Pada artikel kompasiana yang berjudul “Mengintip Hitung-hitungan Royalti Penulis Buku”, (
http://media.kompasiana.com/new-media/2012/01/06/mengintip-hitung-hitungan-royalti-penulis-buku/),
si penulis mengungkapkan ada dua sistem bagaimana sebuah penerbit
(mayor) menghargai karya seorang penulis. Pertama: royalti, dan kedua:
jual putus. Besaran royalti itu bervariasi antara penerbit satu dan
penerbit yang lainnya. Masing-masing penerbit memiliki
policy
masing-masing. Namun, besaran standar royalti penerbit di Indonesia
adalah 10% dari harga jual eceran (bruto) per bukunya. Ada juga yang
hanya mematok 5% dan 7%.
Dalam sebuah
workshop di Jakarta beberapa waktu lalu,
Ayip Rosidi,
seorang pengarang senior yang juga mantan ketua Ikapi dan salah satu
satrawan besar Indonesia, secara umum juga mengatakan, rata-rata royalti
yang dibayarkan ke penulis memang sebesar 10% dari harga eceran
(bruto).
Kembali ke artikel di atas. Disebutkan, kalau sistem beli putus,
kisaran honor yang didapat penulis mulai Rp 1,5 juta sampai dengan Rp 15
juta, tergantung ketebalan buku, proyeksi pasar, dan kredibilitas
penulis.
Dalam artikel tersebut si penulis mengambil perumpamaan pada penerbit mayor dengan jumlah cetak buku sangat besar. 5.000 buku.
Sekadar contoh,
Achie T.M., penulis novel
Cloud(y), novel pertamanya dibeli putus (kalau tidak salah) seharga Rp 2,5 juta (tahun 2007). Sekarang ia sudah punya nama.
Cloud(y)
novelnya yang ke-8, saya rasa sekarang tidak jual putus lagi. Lalu
bagaimana dengan karya-karya penulis dari grup-grup kepenulisan yang
notabene penulis pemula? (biarpun sudah punya antologi ke-70, 80, bahkan
ke-100!).
Biaya menerbitkan buku secara indie dapat dilihat dengan mata
telanjang karena para penerbit Indi terbuka mempublikasikan berapa biaya
menerbitkan buku. Rata-rata menawaran Rp 350.000 mendapatkan satu atau
dua buku bukti terbit yang dikirim ke rumah bebas biaya kirim. Penerbit
indie akan membantu promosi/publikasi secara online. Cukupkah secara
online? Tergantung jaringanmu. Semakin luas jaringan penerbit dan
jaringanmu maka peluang buku diketahui orang banyak semakin besar. Tapi
apakah itu mendorong orang untuk membeli? Jawabnya: tidak tahu.

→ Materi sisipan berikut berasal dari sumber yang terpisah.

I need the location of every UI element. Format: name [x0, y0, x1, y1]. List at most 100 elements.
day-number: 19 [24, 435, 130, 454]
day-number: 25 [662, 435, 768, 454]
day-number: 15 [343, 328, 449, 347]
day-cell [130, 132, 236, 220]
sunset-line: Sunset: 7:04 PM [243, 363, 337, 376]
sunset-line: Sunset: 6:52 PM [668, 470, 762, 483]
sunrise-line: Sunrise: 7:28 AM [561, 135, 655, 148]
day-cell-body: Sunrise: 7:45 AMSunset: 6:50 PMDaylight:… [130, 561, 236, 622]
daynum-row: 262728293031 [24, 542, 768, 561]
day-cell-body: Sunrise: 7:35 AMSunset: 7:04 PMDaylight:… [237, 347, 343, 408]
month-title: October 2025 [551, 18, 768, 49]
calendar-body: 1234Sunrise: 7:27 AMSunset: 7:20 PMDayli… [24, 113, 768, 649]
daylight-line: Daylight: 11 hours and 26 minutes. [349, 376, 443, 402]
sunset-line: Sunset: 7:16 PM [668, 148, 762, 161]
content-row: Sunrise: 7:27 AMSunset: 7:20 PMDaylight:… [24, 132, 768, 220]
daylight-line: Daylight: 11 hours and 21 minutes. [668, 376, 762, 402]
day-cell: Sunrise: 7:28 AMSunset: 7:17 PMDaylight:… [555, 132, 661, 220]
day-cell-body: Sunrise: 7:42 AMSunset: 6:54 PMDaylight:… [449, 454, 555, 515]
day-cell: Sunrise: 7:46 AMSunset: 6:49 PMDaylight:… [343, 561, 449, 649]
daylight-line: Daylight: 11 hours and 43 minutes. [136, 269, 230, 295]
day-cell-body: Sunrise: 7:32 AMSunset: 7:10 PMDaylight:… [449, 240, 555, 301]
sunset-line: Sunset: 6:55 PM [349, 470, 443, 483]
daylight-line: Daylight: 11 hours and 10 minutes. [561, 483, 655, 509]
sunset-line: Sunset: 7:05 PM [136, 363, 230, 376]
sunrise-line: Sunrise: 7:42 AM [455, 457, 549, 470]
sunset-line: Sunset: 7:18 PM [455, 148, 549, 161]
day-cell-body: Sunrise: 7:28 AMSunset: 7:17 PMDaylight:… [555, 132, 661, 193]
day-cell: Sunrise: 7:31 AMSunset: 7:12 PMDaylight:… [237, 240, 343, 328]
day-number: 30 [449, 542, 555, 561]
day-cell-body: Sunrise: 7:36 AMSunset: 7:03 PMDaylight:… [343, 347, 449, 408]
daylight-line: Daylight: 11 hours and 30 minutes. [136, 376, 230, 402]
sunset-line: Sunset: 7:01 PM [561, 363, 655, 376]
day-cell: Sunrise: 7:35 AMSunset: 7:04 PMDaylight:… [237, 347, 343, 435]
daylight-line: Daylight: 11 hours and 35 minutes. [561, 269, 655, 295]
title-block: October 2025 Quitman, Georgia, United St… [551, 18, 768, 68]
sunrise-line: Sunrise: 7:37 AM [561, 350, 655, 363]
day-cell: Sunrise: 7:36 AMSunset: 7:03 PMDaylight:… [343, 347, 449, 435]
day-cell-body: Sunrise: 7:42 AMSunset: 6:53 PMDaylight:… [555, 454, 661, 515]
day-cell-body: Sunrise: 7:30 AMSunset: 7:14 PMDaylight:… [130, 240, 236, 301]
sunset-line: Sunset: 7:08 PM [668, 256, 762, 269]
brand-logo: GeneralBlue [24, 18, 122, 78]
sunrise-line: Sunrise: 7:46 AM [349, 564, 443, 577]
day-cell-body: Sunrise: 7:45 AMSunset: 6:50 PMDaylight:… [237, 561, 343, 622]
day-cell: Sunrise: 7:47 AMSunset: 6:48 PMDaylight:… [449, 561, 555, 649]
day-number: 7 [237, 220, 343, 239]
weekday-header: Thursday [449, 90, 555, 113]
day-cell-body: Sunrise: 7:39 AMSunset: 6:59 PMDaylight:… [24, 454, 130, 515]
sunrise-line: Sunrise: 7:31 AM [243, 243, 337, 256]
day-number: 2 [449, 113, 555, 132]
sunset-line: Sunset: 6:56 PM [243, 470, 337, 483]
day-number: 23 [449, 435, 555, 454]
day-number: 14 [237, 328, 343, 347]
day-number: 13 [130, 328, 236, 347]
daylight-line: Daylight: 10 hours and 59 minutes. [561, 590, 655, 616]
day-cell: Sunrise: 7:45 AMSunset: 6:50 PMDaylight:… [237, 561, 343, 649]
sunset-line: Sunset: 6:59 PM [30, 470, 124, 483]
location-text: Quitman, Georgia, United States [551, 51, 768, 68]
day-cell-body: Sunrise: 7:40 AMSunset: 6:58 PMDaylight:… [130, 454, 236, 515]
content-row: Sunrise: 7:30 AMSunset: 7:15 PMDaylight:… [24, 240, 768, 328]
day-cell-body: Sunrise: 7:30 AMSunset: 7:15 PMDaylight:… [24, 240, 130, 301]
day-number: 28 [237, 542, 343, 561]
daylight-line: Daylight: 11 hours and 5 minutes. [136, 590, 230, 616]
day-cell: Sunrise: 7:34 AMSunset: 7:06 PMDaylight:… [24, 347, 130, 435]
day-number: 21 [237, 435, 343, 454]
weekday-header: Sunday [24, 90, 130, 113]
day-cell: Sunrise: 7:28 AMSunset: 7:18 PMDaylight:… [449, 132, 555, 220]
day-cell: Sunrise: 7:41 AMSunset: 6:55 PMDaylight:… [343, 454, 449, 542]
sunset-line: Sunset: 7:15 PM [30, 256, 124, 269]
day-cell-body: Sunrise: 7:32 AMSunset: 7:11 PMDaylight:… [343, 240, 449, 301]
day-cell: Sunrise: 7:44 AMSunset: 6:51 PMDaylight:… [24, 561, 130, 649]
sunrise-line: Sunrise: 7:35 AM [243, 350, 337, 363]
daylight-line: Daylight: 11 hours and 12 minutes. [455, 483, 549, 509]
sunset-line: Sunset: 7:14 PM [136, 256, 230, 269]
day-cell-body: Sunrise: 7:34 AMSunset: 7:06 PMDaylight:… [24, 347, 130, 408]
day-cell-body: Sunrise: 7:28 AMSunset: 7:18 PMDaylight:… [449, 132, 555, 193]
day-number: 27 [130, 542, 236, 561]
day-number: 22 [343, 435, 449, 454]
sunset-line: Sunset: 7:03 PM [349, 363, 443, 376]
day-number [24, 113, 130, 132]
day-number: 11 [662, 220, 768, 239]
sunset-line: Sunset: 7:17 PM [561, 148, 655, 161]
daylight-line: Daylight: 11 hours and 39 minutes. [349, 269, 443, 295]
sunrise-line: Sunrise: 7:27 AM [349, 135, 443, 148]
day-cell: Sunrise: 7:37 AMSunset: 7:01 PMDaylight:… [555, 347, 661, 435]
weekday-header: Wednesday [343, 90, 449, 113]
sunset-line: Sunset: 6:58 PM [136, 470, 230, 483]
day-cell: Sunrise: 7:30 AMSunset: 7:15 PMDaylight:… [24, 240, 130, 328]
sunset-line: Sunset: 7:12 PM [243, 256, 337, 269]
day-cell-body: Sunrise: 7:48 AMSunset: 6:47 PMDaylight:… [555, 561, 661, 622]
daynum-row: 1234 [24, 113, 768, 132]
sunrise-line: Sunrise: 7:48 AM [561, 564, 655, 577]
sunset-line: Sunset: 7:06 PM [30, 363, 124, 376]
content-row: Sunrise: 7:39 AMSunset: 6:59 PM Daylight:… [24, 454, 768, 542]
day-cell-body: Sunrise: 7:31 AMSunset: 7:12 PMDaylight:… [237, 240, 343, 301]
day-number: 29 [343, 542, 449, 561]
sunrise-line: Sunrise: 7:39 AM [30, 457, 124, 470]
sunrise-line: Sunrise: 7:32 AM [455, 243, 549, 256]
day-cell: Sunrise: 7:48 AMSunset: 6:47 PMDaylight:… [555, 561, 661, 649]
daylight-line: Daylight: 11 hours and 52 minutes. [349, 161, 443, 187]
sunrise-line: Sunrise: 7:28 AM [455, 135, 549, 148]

Ada juga penerbit indie yang menawarkan untuk karya keroyokan (grup)
Rp 1.000.000 mendapatkan 25 buku. Artinya harga 1 buku Rp 40.000. Sebuah
buku karya grup biasanya ada sekitar 20 s.d. 30 kontributor. Lalu
bagaimana hitungan pembagian royaltinya? Penerbit indie tidak akan
memberikan royalti karena memang tidak ada royalti yang bisa dibagi.
Buku dicetak berdasarkan permintaan
(Print on Demand/POD), kelebihan sistem ini walau hanya ada satu permintaan buku tetap akan dicetak dan dikirim.
Penerbit indie kadang mendorong kontributor untuk menjadi pemasar
untuk buku-buku yang ada tulisannya, dengan memberikan kompensasi
sekitar Rp 5.000/buku. Ini bisa juga disebut sebagai royalti. Semakin
banyak kontributor menjual buku maka semakin besar royalti yang
diterima. Sistem ini pada penerbit indie menjadi lebih adil, siapa
bekerja keras maka akan mendapat hasil yang seimbang.
Ada juga dengan sistem investasi. Semakin banyak buku dicetak akan semakin murah harga produksi buku.
Seumpama mencetak 200 buku. Harga produksi per buku sekitar Rp 25.000.
Harga jual buku = Rp 25.000 + 20 % biaya promosi/publikasi + 40% keuntungan
Rp 25.000 + Rp 5.000 + Rp 10.000 = Rp 40.000.Jadi harga jual per buku adalah Rp 40.000.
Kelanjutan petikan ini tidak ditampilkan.